The coming into being of the United Committee of Manipur (UCM) now means no initiative can be taken to resolve the Naga issue without the fullest consultations, not merely with the State government but also ‘civil society' organisations. The emergence of the UCM also challenged the generally accepted view (outside the State and the region) that while the Meitei people inhabited the Imphal Valley, four of the outlying districts (Senapati, Ukhrul, Chandel, and Tamenglong) were Naga inhabited while the fifth, Churachandpur, was Kuki inhabited.

The reality is, however, more complex. Whatever may have been the population profile of these districts in historic times or in the wake of the colonial conquest or even at the time of Independence, now it is decidedly a mix of non-Naga ethnic groups, tribal and non-tribal, with the predominant Naga stream itself divided and sub-divided in terms of clans and others. People from one part of the State have moved to settle in other parts of the State, with the result that the once near-absolute correlation between a district and the people who inhabit the district no more obtains.

Even Ukhrul district, viewed as overwhelmingly inhabited by one Naga tribe, the Tangkhul, now has a significant presence of other people, in particular the Kuki.
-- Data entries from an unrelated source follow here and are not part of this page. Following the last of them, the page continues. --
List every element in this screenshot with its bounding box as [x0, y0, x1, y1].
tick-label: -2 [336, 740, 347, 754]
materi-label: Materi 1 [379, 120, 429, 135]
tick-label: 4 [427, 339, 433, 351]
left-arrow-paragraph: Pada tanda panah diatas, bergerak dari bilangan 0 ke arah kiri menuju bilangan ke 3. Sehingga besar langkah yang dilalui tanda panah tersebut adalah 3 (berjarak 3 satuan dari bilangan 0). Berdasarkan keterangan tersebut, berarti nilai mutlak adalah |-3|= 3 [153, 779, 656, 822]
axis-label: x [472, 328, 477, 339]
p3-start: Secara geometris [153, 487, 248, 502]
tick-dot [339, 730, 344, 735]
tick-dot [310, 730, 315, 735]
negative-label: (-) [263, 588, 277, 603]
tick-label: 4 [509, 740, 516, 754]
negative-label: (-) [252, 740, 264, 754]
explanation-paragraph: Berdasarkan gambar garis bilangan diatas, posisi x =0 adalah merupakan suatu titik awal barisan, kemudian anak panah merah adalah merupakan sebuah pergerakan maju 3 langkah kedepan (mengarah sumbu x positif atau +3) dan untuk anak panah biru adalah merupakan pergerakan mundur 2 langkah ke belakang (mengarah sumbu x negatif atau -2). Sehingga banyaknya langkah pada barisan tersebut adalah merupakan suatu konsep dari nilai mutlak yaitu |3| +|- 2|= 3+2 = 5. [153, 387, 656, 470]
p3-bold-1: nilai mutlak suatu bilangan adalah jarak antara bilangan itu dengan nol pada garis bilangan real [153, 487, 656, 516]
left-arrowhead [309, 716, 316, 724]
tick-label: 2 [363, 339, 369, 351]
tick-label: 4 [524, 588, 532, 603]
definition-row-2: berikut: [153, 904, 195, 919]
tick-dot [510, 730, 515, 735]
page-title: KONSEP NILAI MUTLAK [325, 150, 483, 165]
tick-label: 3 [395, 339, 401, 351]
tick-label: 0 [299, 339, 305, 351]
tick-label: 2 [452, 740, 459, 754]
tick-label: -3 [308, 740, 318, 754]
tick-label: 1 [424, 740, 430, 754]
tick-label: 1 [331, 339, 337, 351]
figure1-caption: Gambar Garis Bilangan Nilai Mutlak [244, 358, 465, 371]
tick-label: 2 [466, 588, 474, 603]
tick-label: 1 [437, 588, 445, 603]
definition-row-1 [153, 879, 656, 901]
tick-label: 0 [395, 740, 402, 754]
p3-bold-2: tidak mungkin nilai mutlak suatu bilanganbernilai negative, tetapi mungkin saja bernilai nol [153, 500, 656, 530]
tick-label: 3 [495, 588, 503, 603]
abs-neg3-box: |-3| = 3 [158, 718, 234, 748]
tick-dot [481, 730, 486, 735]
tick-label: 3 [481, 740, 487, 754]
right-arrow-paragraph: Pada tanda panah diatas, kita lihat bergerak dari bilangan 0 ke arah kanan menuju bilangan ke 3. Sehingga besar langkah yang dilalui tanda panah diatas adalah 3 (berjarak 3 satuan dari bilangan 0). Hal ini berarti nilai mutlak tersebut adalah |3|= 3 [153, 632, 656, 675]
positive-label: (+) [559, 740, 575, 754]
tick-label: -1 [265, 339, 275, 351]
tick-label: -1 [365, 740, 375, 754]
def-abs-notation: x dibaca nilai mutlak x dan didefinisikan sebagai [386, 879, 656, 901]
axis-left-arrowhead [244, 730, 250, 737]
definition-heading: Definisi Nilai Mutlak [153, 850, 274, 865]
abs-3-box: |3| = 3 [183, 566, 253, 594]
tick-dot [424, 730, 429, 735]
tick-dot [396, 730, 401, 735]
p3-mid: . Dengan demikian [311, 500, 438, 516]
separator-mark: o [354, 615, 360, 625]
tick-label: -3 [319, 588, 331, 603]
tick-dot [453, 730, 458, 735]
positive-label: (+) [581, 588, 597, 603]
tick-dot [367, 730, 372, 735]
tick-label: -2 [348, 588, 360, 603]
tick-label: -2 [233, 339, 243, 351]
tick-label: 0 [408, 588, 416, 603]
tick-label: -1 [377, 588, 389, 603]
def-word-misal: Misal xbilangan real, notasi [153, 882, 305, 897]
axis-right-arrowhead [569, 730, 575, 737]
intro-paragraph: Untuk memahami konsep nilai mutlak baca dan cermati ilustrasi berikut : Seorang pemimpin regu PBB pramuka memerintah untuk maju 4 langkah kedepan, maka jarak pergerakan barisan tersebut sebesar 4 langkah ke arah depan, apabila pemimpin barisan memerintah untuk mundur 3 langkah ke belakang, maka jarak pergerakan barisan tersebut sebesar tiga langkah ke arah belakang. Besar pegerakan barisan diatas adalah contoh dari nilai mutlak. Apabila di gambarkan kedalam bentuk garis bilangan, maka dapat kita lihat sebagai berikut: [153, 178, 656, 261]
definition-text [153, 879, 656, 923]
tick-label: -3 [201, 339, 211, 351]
In Senapati district, supposedly inhabited overwhelmingly by the Mao Naga, Kuki people dominate the Sadar sub-division. They also have many political demands for ‘recognition', assertion of territoriality and demarcation of an exclusive political space. Much the same points may be made in respect of Tamenglong and Chandel districts. A further complexity of switching of tribal identities is a marked feature of the identity politics, which is especially marked in Chandel district.

So, Mr. Muivah, for years accustomed to having his way with the government of India, is unlikely to make his way, to Manipur, technically his home State. It was Mr. Muivah, above all, who made territoriality central to the nationalist imagination of the Naga people as sovereignty. Though ever since the beginning of the Naga struggle for freedom these two have been seen as two sides of the same coin, and without the one the other is not complete, it was the NSCN under Mr. Muivah that invested territoriality with its intensity and urgency. This has also made any compromise difficult.

The intensity of the blockade and confrontation at Mao Gate, which even the State government is not taking any initiative to resolve, is just one instance of the bind which absolutist ideologies with an all or nothing mindset can lock themselves into. There is a lesson in this for exclusivist nationalisms of every hue in the region. There is a lesson for exclusivist Manipuri nationalists, too, though by definition they cannot undertake any programme of blockade, which of its nature will be against the well-being of the very people whose cause they espouse.